Abolfathi’s comments published by Donyaye Eghtesad (The economic world), a government-run newspaper on April 6 referred to the US claims that the IRGC has complete domination and control over Iran’s economy and if this designation is approved, the US government would seek the withdrawal of Iran’s business counterparts outside the country from doing business with Iran or face penalties.
Paving the way for social protests
Warning of the consequences, the terrorist designation of the IRGC would have, Ali Khorram, former Iranian regime envoy to China saying, “Such a move would pave new ways for social unrest in Iran. Since the recent protests in Iran were centered on economic shortcomings such as skyrocketing inflation and unemployment, shortage of goods and services, environmental crisis and even people’s anger toward the government, the designation would turn these economic grievances into political demands. Even if the social problems we are facing result in only economic complaints, it would be foreseeable to consider that the protesters accuse the government the main responsible party for their problems,” wrote the state-run Hamdeli newspaper on April 7.
Economic failure and the fear of people’s rage
The consequences of the IRGC’s FTO designation has shaken the regime down to its bones. Not just the fear of economic bankruptcy, but also the fear of military repercussion has turned in to the regime’s nightmare.
“Without any doubt, these sanctions following the economic disasters and Iran’s regional and global policies, to American senators, would be a way to break the back of the country’s economy,” the same Hamdeli newspaper wrote corroborating on the FTO designation repercussion.
Iran regime’s groaning for the IRGC being the target, and the fear of complete economic breakdown due to this designation, comes at a time where this anti-human and repressive force inside Iran is the target of the people’s rage.
The recent flash floods in most parts of Iran, coupled with the government reluctance to send relief to the devastated areas has boiled the social anger and hatred over at the regime’s officials.
It, therefore, is obvious that the regime’s major concern of ‘new outbreak of social protests’ together with ‘the turning off of the economy’ demonstrates the regime’s fear of the upsurge of nationwide protests and a drive towards the toppling of the regime.
IRGC’s role in prolonging the regime’s life
The truth of the matter is that the anti-human IRGC is an essential tool for internal repression and for export of terrorism to outside. This illegitimate force controls a major portion of the country’s economy and its first and foremost duty is to salvage the Velayat-e Fagih (the guardianship of clergies). This tool has been essential in prolonging the miserable life of the regime. IRGC fearing the outburst of people’s rage on the very early days of the flash floods played the role of the regime’s guardianship. The Fajr Corps in Fars Province, southeastern Iran, issued a statement bullying the people and the Iranian opposition, the PMOI/MEK.
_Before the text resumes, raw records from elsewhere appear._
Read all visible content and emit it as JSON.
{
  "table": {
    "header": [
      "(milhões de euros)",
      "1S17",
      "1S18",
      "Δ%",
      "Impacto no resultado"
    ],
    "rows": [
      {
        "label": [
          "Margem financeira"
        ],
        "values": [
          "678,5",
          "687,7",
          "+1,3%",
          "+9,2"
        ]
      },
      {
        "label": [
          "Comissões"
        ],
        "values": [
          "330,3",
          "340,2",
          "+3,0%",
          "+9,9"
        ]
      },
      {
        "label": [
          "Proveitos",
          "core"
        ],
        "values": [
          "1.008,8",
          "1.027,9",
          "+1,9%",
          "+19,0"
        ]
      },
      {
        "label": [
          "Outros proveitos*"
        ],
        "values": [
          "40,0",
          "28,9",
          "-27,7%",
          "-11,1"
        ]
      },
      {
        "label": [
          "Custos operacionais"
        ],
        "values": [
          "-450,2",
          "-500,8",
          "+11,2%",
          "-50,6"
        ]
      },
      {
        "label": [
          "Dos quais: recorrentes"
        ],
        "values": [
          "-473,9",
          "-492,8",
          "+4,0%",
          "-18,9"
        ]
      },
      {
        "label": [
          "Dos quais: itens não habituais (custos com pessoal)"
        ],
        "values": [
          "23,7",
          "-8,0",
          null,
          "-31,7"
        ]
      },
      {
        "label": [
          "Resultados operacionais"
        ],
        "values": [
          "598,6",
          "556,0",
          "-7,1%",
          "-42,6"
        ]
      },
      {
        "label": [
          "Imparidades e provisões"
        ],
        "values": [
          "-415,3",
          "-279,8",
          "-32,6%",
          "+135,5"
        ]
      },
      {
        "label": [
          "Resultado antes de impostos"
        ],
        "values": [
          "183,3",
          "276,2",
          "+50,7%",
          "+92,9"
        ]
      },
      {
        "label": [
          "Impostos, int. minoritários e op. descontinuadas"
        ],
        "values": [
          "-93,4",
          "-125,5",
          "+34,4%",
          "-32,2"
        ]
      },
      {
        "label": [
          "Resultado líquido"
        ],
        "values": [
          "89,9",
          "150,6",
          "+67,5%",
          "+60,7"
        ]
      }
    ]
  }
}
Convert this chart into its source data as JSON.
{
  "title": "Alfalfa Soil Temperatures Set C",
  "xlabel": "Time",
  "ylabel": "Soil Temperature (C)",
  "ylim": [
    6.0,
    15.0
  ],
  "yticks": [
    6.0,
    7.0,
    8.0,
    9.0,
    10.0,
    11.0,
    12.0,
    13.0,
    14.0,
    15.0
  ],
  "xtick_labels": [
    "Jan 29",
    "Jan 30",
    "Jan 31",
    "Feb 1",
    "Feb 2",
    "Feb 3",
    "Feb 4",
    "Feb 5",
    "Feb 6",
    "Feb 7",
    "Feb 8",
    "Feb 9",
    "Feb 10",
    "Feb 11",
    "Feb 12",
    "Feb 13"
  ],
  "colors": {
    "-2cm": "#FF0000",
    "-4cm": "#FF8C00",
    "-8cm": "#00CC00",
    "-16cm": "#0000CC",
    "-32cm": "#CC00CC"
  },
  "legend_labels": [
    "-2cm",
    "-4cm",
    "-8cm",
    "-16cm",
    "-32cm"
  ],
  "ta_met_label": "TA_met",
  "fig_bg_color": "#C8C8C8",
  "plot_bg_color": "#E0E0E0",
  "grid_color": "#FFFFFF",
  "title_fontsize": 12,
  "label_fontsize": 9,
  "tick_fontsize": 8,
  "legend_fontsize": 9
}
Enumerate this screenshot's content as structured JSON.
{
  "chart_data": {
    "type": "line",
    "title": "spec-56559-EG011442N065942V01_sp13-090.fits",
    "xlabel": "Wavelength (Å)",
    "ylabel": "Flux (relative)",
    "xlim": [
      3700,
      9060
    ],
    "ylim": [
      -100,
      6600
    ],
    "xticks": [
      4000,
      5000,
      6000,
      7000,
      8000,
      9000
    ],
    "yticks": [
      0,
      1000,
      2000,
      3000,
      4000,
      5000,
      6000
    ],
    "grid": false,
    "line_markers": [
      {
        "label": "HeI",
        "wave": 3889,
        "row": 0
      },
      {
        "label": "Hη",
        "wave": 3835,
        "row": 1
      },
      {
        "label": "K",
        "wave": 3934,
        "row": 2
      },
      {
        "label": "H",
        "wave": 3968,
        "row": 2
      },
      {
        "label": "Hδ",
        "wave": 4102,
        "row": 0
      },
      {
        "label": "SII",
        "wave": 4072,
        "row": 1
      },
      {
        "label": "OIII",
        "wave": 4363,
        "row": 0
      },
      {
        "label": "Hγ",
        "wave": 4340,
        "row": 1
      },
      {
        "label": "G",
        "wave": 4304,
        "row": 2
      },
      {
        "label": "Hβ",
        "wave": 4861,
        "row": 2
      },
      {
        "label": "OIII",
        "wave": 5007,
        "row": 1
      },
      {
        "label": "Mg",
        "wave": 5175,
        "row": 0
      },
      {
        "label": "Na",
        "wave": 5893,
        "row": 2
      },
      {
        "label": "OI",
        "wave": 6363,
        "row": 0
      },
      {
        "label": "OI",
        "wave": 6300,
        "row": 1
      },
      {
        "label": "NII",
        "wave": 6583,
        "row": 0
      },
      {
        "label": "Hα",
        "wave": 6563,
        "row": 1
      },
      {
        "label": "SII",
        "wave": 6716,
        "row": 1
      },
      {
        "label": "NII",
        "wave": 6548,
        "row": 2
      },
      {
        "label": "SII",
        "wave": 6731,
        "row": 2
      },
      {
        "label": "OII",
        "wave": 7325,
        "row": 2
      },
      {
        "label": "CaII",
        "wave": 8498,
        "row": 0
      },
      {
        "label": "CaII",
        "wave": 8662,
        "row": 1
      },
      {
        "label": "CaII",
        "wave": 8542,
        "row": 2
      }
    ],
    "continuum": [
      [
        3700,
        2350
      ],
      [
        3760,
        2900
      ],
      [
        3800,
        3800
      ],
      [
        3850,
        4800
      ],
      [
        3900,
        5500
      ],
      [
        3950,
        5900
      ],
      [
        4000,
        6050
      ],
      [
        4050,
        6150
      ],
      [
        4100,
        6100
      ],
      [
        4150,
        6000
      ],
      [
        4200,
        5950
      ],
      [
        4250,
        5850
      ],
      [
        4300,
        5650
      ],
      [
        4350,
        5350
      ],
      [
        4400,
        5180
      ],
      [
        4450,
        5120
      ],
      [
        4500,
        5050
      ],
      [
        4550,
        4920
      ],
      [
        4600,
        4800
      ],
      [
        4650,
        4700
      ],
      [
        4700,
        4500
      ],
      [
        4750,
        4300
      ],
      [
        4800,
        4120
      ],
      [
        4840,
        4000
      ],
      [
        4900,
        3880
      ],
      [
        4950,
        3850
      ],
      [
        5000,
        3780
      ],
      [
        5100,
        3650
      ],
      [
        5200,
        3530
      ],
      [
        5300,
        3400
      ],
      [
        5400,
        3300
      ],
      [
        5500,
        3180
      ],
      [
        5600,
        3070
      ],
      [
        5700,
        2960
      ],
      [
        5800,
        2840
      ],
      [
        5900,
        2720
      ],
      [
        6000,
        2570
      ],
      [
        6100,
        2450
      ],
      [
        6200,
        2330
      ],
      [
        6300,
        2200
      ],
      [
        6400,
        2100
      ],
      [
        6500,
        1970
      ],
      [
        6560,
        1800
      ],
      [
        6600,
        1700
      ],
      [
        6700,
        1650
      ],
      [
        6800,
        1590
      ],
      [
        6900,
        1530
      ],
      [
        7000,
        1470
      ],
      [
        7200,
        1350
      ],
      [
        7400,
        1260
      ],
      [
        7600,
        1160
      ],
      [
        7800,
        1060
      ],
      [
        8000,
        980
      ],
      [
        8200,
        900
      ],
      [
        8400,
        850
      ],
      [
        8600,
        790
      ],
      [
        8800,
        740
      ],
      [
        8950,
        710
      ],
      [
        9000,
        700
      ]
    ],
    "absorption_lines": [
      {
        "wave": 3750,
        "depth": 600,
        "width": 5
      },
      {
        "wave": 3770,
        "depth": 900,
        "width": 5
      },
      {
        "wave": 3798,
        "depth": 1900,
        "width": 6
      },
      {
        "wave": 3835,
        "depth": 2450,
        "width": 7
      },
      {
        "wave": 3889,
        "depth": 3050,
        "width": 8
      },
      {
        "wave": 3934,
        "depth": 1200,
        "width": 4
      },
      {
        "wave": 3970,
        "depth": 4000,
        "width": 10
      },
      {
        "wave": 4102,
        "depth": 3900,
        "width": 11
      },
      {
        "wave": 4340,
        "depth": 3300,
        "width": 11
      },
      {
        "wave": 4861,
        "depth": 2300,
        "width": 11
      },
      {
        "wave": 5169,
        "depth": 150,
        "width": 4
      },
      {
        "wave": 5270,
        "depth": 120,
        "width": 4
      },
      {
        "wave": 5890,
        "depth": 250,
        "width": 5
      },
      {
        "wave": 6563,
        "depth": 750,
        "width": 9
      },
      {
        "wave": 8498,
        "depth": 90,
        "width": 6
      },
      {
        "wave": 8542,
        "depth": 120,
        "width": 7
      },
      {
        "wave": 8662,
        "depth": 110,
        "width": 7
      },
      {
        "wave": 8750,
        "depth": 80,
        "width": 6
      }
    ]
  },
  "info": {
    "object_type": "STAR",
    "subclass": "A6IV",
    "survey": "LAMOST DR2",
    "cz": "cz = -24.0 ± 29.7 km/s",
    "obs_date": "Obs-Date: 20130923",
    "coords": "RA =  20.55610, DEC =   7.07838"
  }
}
The IRGC commanders went to some of the flood-hit areas on the early days of the disaster playing their repressive and brutal role. Instead of concentrating on the relief efforts for the flood-hit areas, herds of repressive forces were dispatched to confront any outburst of anger, but, they, none the less, were met with a tough response from the residents and especially the youth.
Considering the importance of the role of the IRGC in securing and prolonging the shameful life of the Velayat-e Fagih, the FTO designation would be like “purring water into the ant’s nest” causing fear and concern amongst government officials.